Sean Penns Regiedebüt kommt keineswegs so großsprecherisch und moralinsauer daher, wie man es vom Frontmann der liberal-gutmenschlichen Hollywood-Heuchelmaschinerie erwarten könnte. Vielmehr erzählt er durchaus subtil und differenziert die Geschichte zweier Brüder, von denen sich der ältere mit dem Leben arrangiert (natürlich ohne damit völlig glücklich zu werden), der jüngere jedoch bitter daran scheitert. Die - sicherlich nicht hundertprozentig glücklich gewählte - zentrale Metapher ist dabei der Indian Runner, der indianische Botschafter, der sich einst, als noch der rote Mann lediglich wenige Flecken der amerikanischen Wildniss besiedelte und der Rest Wölfen und Bären gehörte, unter ständiger Lebensgefahr durchs Dickicht schlagen mußte, um seine Botschaften zu überbringen. Daß genau dies die Situation auch des modernen, "zivilisierten" Amerikaners ist, ist dem jüngeren Bruder (großartig verkörpert durch einen vom schmachvollen Namen "Aragorn" noch unbelasteten Viggo Mortensen) nur allzu klar, so klar, daß er unfähig ist, sich der Verantwortung des täglichen Lebens zu stellen und sich nur noch in Alkohol und Gewaltexzesse flüchten kann. Der ältere Bruder hingegen (ebenfalls solide in Szene gesetzt durch David Morse) hat, bei all seinem gelebten Respekt dem Vater (Charles Bronson, ungewöhnlich bartlos) gegenüber, dessen Geschichten vom Indian Runner niemals so verinnerlicht, daß er an dessen umfassender Sicherheit vor allen Wölfen und Bären Zweifel hegte. Er kommt perfekt mit den Herausforderungen zurecht, weil er sie nicht realisiert, weil erst, als er zu Beginn des Films einen gesellschaftlich akzeptierten Mord begeht, in ihm Zweifel daran aufkommen, ob wir in unserem täglichen Leben vor allen uns umgebenden Wölfen und Bären wirklich so sicher sind oder ob wir, wenn wir dies glauben, nicht längst in Wirklichkeit selbst zu solchen geworden sind, auch wenn wir uns allem Anschein nach (der exzessiv gewalttätige ist schließlich der Aussteiger) nicht wie solche verhalten.

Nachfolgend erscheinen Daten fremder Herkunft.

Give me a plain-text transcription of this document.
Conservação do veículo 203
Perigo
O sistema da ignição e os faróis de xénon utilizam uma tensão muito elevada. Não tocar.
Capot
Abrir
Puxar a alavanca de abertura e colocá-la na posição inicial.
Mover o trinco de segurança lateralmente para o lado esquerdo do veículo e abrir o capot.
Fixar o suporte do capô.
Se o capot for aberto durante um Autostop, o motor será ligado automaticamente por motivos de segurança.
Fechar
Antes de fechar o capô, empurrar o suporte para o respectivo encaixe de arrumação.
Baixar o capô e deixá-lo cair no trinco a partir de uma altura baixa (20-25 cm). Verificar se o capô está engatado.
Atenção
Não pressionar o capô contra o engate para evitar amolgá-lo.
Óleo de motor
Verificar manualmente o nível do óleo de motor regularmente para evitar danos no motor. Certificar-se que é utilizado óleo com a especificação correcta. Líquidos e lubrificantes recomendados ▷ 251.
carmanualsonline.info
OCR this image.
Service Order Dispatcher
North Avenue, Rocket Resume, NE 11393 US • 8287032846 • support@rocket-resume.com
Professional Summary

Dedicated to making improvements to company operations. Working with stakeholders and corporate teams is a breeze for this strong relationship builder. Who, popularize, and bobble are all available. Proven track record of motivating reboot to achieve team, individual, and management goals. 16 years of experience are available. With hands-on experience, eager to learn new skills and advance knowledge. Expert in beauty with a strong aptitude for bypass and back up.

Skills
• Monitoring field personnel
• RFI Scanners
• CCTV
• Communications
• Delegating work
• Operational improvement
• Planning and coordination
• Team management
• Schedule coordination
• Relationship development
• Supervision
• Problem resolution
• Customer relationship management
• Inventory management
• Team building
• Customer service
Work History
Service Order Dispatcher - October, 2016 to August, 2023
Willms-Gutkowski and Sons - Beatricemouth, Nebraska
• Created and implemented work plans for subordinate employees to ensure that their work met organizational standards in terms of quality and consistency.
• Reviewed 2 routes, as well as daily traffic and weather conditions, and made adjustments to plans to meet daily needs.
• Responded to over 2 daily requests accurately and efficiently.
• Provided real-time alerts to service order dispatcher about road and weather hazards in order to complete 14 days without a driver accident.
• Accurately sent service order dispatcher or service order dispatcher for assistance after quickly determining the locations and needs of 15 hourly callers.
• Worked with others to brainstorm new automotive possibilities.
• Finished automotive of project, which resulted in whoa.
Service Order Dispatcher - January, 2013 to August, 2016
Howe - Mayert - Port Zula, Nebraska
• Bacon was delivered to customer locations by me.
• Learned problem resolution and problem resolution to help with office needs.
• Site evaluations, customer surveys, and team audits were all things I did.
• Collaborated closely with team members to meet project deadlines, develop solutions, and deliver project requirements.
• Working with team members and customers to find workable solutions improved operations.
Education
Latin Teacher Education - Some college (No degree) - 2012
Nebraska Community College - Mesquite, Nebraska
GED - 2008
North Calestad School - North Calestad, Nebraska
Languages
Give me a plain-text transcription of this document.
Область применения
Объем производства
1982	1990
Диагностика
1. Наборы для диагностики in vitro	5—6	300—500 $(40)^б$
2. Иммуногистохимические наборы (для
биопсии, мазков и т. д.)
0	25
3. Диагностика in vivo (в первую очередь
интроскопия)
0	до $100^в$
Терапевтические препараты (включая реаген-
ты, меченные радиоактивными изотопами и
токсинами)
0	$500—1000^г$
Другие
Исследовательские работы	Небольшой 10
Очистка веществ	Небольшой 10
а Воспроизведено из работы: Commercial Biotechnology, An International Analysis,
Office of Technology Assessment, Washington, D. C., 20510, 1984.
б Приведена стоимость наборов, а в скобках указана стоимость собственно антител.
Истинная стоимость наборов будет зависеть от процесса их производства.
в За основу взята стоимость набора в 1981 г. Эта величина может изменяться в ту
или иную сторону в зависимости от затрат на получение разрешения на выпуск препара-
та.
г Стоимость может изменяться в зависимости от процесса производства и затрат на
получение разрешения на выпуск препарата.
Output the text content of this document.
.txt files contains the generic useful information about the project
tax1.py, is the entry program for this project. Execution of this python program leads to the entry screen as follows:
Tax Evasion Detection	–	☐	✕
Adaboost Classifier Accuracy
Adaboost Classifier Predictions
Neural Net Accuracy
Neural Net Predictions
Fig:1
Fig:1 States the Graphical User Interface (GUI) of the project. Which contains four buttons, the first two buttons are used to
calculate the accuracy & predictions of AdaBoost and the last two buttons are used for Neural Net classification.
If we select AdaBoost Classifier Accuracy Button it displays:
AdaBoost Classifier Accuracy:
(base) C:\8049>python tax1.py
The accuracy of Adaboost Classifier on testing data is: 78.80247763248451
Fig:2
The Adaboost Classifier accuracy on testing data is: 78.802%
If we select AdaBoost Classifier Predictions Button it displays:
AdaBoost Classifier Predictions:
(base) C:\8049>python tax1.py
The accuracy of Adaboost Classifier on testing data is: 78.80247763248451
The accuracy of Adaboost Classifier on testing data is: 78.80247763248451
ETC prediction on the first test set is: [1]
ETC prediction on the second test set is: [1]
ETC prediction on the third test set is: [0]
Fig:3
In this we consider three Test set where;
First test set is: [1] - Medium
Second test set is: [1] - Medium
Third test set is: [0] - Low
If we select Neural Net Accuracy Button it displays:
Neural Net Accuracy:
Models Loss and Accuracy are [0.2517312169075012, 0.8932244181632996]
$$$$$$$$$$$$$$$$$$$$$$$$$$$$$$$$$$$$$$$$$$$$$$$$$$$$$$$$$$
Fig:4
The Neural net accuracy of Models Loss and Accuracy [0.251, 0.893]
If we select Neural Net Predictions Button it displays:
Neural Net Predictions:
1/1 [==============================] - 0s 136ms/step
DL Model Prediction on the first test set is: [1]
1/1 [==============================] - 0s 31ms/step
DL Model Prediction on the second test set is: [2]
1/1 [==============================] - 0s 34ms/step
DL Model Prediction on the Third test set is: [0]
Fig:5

Dennoch führt der Film diese Kontrastierung nicht paritätisch durch, sondern konzentriert sich gerade dadurch, daß der ältere durchweg als Erzähler auftritt, immer mehr auf den jüngeren Aussteiger. Dieser scheint nach einem neuerlichen Aufenthalt im Gefängnis endlich mit dem Leben Schritt halten zu können, arrangiert sich mit seiner Freundin (Patricia "schlag mich, ich bin das Opfer" Arquette, diesmal wirklich himmelschreiend erbarmungswürdig), zieht zurück zu seinem Bruder, arbeitet hart auf dem Bau, bis seine Freundin schwanger wird und es zur Geburt eines Kindes kommt. Da brechen alle alten Ängste wieder auf, Viggo flüchtet in die Kneipe, der große Bruder ihm nach und es kommt zur wirklich beeindruckenden Konfrontation der beiden geschilderten Weltsichten: der Indian Runner ist nun nur noch der Jüngere, der wie Wild gehetzt vor Wölfen und Bären davonrennt und gerade dadurch nicht mit dem Leben Schritt halten kann - an dieser Stelle mit einem guten Schuß bekannter Pennscher liberaler Ideologie: Ist es überhaupt möglich, daß ein anständiger Mensch mit dem Takt Schritt hält, den ihm die "zivilisierte" moderne Gesellschaft aufoktroyiert?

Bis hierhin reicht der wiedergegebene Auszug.